А задумал я очередное перевооружение. Ну, не во всём — применительно к арбалетам это была, скорее, модернизация. Бронзовые дуги вместо ясеневых должны были сделать наше основное оружие легче и компактнее, а пружины под спусковыми рычагами — удобнее и безопаснее в обращении. А вот полной смене подлежало наше холодное клинковое оружие.
Сложнее всего было переупрямить Нирула, который, будучи сыном маститого оружейника, «знал совершенно точно», каким должен быть самый лучший меч. Из самых лучших побуждений парень стремился «предостеречь» меня от «ошибок», дабы мой новый меч был «как у людей». Собственно, с традиционной колокольни он был совершенно прав. Проверенный временем турдетанский меч, унаследованный от древнего Тартесса, был действительно хорош по понятиям этого мира.

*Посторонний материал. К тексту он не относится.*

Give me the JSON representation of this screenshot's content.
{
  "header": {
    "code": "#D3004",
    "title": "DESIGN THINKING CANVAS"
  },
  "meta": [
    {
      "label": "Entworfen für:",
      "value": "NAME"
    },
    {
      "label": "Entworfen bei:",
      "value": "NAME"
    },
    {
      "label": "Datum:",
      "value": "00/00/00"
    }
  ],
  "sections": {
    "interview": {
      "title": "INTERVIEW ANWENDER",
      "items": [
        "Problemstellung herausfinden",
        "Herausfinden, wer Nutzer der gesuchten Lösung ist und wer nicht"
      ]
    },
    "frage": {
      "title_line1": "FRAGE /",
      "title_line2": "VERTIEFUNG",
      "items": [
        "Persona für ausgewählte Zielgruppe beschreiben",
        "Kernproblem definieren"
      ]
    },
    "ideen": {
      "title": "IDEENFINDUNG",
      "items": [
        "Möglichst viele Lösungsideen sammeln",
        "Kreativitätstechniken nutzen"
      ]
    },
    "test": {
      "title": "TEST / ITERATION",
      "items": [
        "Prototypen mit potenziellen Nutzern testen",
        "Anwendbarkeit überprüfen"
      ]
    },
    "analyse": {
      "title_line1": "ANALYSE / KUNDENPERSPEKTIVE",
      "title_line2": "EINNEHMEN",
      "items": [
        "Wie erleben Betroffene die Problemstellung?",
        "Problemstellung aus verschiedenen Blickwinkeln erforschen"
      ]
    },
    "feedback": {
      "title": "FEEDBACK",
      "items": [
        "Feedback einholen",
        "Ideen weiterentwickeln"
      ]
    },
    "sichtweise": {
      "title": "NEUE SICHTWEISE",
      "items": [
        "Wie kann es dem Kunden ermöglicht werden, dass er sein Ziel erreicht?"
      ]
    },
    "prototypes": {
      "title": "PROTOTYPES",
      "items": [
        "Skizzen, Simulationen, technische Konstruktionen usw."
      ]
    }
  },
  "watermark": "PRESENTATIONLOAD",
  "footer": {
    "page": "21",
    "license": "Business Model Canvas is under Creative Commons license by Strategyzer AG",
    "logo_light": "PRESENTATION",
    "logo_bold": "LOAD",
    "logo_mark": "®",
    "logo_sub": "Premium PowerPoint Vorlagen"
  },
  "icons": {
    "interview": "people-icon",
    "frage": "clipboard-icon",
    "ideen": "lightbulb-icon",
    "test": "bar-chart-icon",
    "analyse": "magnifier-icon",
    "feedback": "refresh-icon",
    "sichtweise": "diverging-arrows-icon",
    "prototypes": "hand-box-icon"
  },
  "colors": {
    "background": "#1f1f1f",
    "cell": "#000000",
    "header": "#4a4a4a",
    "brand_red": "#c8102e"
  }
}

Потеснившая его фальката была веянием моды, которая всегда теснит на какое-то время классику, но именно таким и будет клинок римского пехотного «гладиус хиспаненсис» вплоть до ранних имперских времён. Даже длину — сантиметров до семидесяти — он сохранит до времён военной реформы Гая Мария, и лишь после неё укоротится до «стандартных» пятидесяти семи сантиметров для пехоты. А для кавалерии — слегка вытянется, сантиметров до восьмидесяти, превратившись в кавалерийскую спату. Те же примерно семьдесят, максимум — восемьдесят сантиметров вместе с рукоятью составляла обычно длина и более современных клинков, предназначенных для пешего боя. Та же морская абордажная сабля, та же аналогичная ей солдатская пехотная у фузилёров восемнадцатого века, тот же ланскенет или, как его чаще называли, «кошкодёр» немецких ландскнехтов пятнадцатого и шестнадцатого веков. Оптимальная длина, уже не мешающая в тесноте плотного строя, но ещё позволяющая полноценно фехтовать в поединке. Классика — она классика и есть.
Мне же требовалось несколько иное — гибрид турдетанской классики со средневековой. Точнее — позднесредневековой, тоже проверенной временем. Чтобы разжевать Нирулу, что именно от него нужно, мне пришлось взять дощечку и самому обстругать её ножом — я задолбался вырезать классическое для античных мечей выпуклое ребро и нетипичные для них долы по бокам от него — их приобретут лишь позднеимперские римские гладиусы и кавалерийские спаты. Без ребра по делу вполне можно было бы и обойтись, качество металла уж точно простило бы мне этот отход от традиции, но это долбаное «общественное мнение»… Привлекать к своему оружию излишнее внимание мне тоже не хотелось, и я решил не оригинальничать без необходимости. Назначение долов — облегчить клинок, который будет длиннее обычного — Нирул понял и одобрил, но мой вариант «средневековой» заточки вогнал парня в ступор.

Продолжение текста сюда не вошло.